Dans un arrêt du 30 juillet 2001 (résumé ici), la CEDH a confirmé la validité d'une décision prononçant la dissolution du Refah Partisi, un parti politique de Turquie, au motif que son programme, qui prônait l'instauration de la charia et d’un régime théocratique, était incompatible avec les exigences d’une société démocratique. Le parti politique avait plaidé que cette décision portait atteinte à son droit à la liberté de réunion et d'association garanti par la Convention européenne des droits de l'homme (article 11).
La CEDH a conclu que ceux qui militent pour l'abolition de la démocratie et des libertés garanties par la Convention européenne des droits de l'homme perdent pour eux-mêmes le droit d'invoquer la protection de cette même Convention, et qu'un État peut légitimement intervenir avant qu'ils ne posent des actes risquant de compromettre le régime démocratique.
Résumé officiel de la décision (source)
La Cour considère qu’un parti politique, tout en bénéficiant de la protection des dispositions de la Convention et notamment de celles de l’article 11, peut mener une campagne en faveur d'un changement de la législation ou des structures légales ou constitutionnelles de l’Etat, mais ce à deux conditions : (1) les moyens utilisés à cet effet doivent être à tous points de vue légaux et démocratiques ; et (2) le changement proposé en l’occurrence doit lui-même être compatible avec les principes démocratiques fondamentaux. Il en découle nécessairement qu’un parti politique, dont les responsables incitent à recourir à la violence, et/ou proposent un projet politique qui ne respecte pas une ou plusieurs règles de la démocratie ou qui vise la destruction de celle-ci ainsi que la méconnaissance des droits et libertés qu’elle reconnaît, ne peut se prévaloir de la protection de la Convention contre les sanctions infligées pour ces motifs.

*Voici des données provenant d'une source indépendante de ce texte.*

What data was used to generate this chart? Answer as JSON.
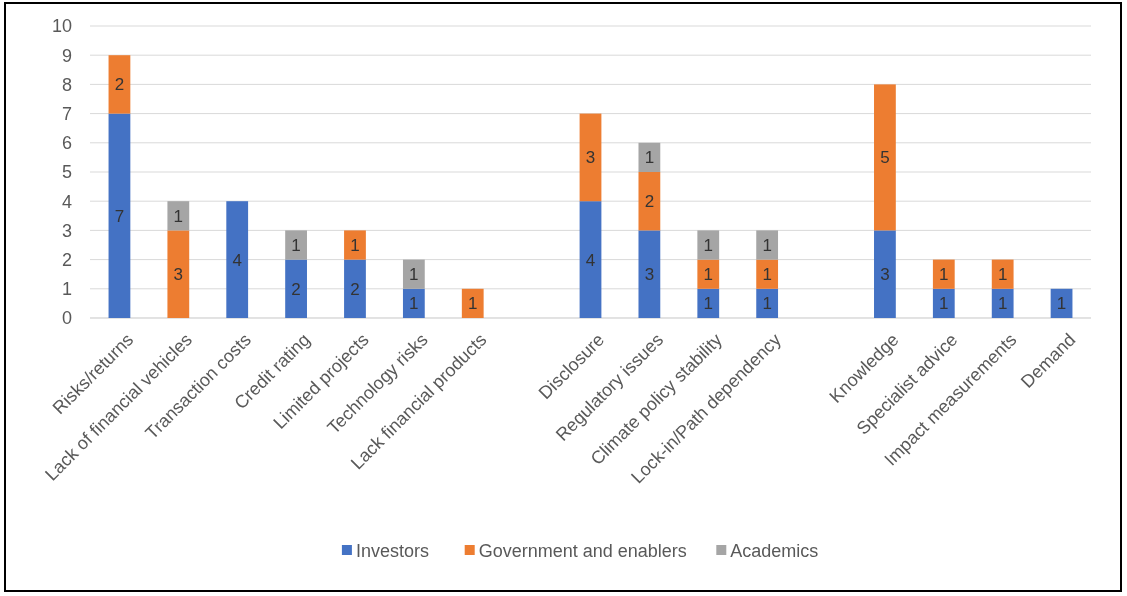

La Cour estime que dans la présente affaire, les sanctions infligées aux requérants peuvent raisonnablement être considérées comme répondant à un « besoin social impérieux » pour la protection de la société démocratique, dans la mesure où les responsables du Refah Partisi, sous le prétexte qu’ils donnaient au principe de laïcité un contenu différent, avaient déclaré avoir l’intention d’établir un système multi-juridique fondé sur la discrimination selon les croyances, d’instaurer la loi islamique (la Charia) qui se démarque nettement des valeurs de la Convention et avaient laissé planer un doute sur leur position quant au recours à la force afin d’accéder au pouvoir et, notamment, d’y rester.
La Cour considère que, même si la marge d’appréciation des Etats doit être étroite en matière de dissolution des partis politiques, le pluralisme des idées et des partis étant lui-même inhérent à la démocratie, l’Etat concerné peut raisonnablement empêcher la réalisation d’un tel projet politique, incompatible avec les normes de la Convention, avant qu’il ne soit mis en pratique par des actes concrets risquant de compromettre la paix civile et le régime démocratique dans le pays.